NIC Argentina has recently established guiding criteria for the analysis and resolution of domain disputes, offering valuable insight for both domain holders and professionals in the field.

Through Disposition 187/2023 from the National Directorate of Internet Domain Registration (NIC Argentina), published in April 2023, the guidelines and criteria governing domain dispute resolution have been officially documented.

Domain disputes arise when an individual seeks to claim ownership of an internet domain registered by another party. Domains undergo a simple and swift registration process, often without prior investigation into existing domain names or registered trademarks. Consequently, infringement upon third-party rights may only become apparent post-registration.


To address such cases, NIC Argentina employs a domain dispute resolution system, allowing third parties to contest domain ownership if they believe they possess a legitimate interest or superior right. This system facilitates the potential transfer of domain ownership from the registrant to the complainant, regardless of whether the domain is actively used or has been registered for months or years.


While the domain system grants immediate subjective rights to registrants, challenging such rights necessitates the initiation of administrative reclamation proceedings.

Previously, NIC Argentina’s regulations stipulated that domain registration must adhere to three main principles: good faith, legality, and non-infringement upon third-party rights. However, these principles were worded in the negative, assuming that domain registration is not conducted in bad faith, for illegal purposes, or to the detriment of other users or third parties.

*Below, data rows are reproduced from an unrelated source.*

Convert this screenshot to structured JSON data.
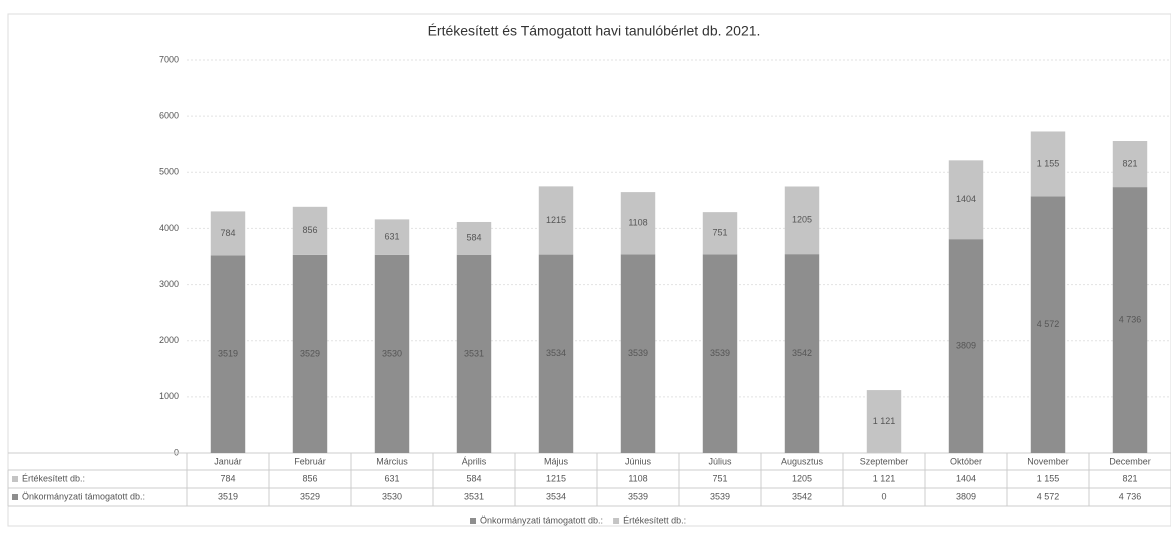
{
  "chart_data": {
    "type": "stacked-bar",
    "title": "Értékesített és Támogatott havi tanulóbérlet db. 2021.",
    "categories": [
      "Január",
      "Február",
      "Március",
      "Április",
      "Május",
      "Június",
      "Július",
      "Augusztus",
      "Szeptember",
      "Október",
      "November",
      "December"
    ],
    "series": [
      {
        "name": "Önkormányzati támogatott db.:",
        "color": "#8e8e8e",
        "values": [
          3519,
          3529,
          3530,
          3531,
          3534,
          3539,
          3539,
          3542,
          0,
          3809,
          4572,
          4736
        ],
        "value_labels": [
          "3519",
          "3529",
          "3530",
          "3531",
          "3534",
          "3539",
          "3539",
          "3542",
          "0",
          "3809",
          "4 572",
          "4 736"
        ]
      },
      {
        "name": "Értékesített db.:",
        "color": "#c4c4c4",
        "values": [
          784,
          856,
          631,
          584,
          1215,
          1108,
          751,
          1205,
          1121,
          1404,
          1155,
          821
        ],
        "value_labels": [
          "784",
          "856",
          "631",
          "584",
          "1215",
          "1108",
          "751",
          "1205",
          "1 121",
          "1404",
          "1 155",
          "821"
        ]
      }
    ],
    "ylim": [
      0,
      7000
    ],
    "yticks": [
      0,
      1000,
      2000,
      3000,
      4000,
      5000,
      6000,
      7000
    ],
    "grid": true,
    "legend": "bottom"
  }
}
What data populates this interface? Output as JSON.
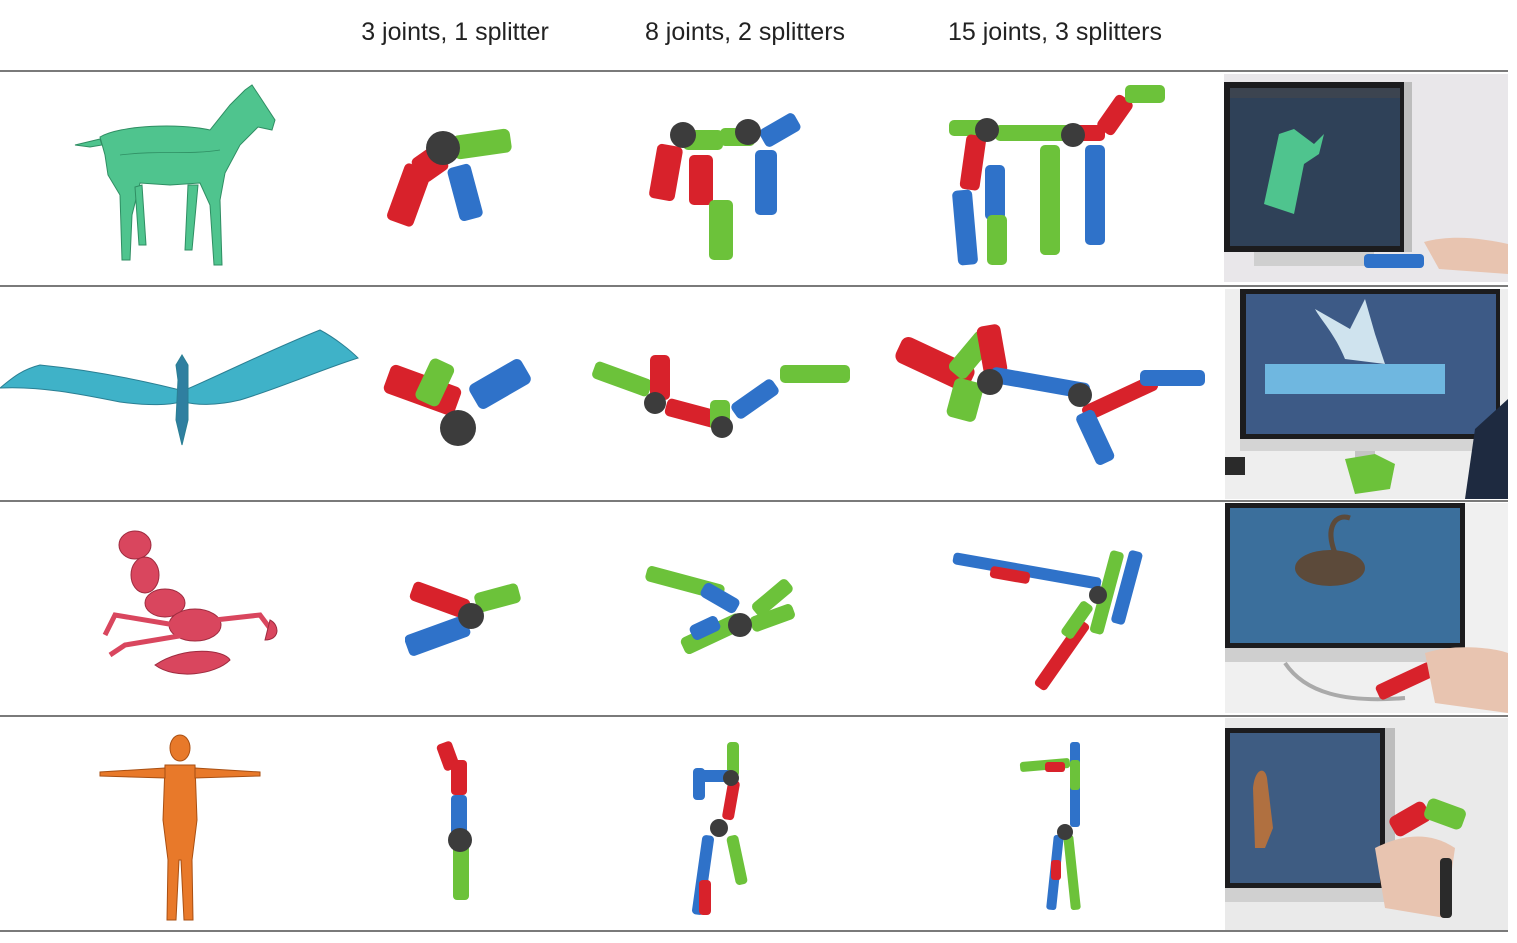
{
  "column_headers": [
    {
      "id": "model",
      "label": ""
    },
    {
      "id": "joints3",
      "label": "3 joints, 1 splitter"
    },
    {
      "id": "joints8",
      "label": "8 joints, 2 splitters"
    },
    {
      "id": "joints15",
      "label": "15 joints, 3 splitters"
    },
    {
      "id": "photo",
      "label": ""
    }
  ],
  "rows": [
    {
      "id": "horse",
      "model_color": "#4fc48e"
    },
    {
      "id": "dragon",
      "model_color": "#3fb2c8"
    },
    {
      "id": "scorpion",
      "model_color": "#d9465e"
    },
    {
      "id": "human",
      "model_color": "#e8792a"
    }
  ],
  "part_colors": {
    "red": "#d8222b",
    "green": "#6cc23a",
    "blue": "#2f72c9",
    "splitter": "#3c3c3c"
  }
}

In practice, this resolution formalizes the criteria that have already been applied, benefiting both first-time domain dispute participants and seasoned professionals.

The outlined criteria serve as a guide rather than rigid rules, allowing disputants to present arguments they believe support their case. Specifically, domains may be revoked if they:

Cause confusion, deception, or identity theft concerning well-known or recognized trademarks, copyrights, trade designations, social denominations, notable individuals, governmental bodies, or nationally and internationally recognized organizations.

Have purposes contrary to good faith, including speculation, blocking, accumulation without demonstrable legitimate interest, lack of activity, client diversion, confusion, offense, or failure to delegate DNS within a reasonable timeframe.

Publishing NIC’s applied criteria for disputes is a significant step towards enhancing access to justice in the intellectual property domain. It is hoped that this move will pave the way for future improvements, including expedited resolution processes.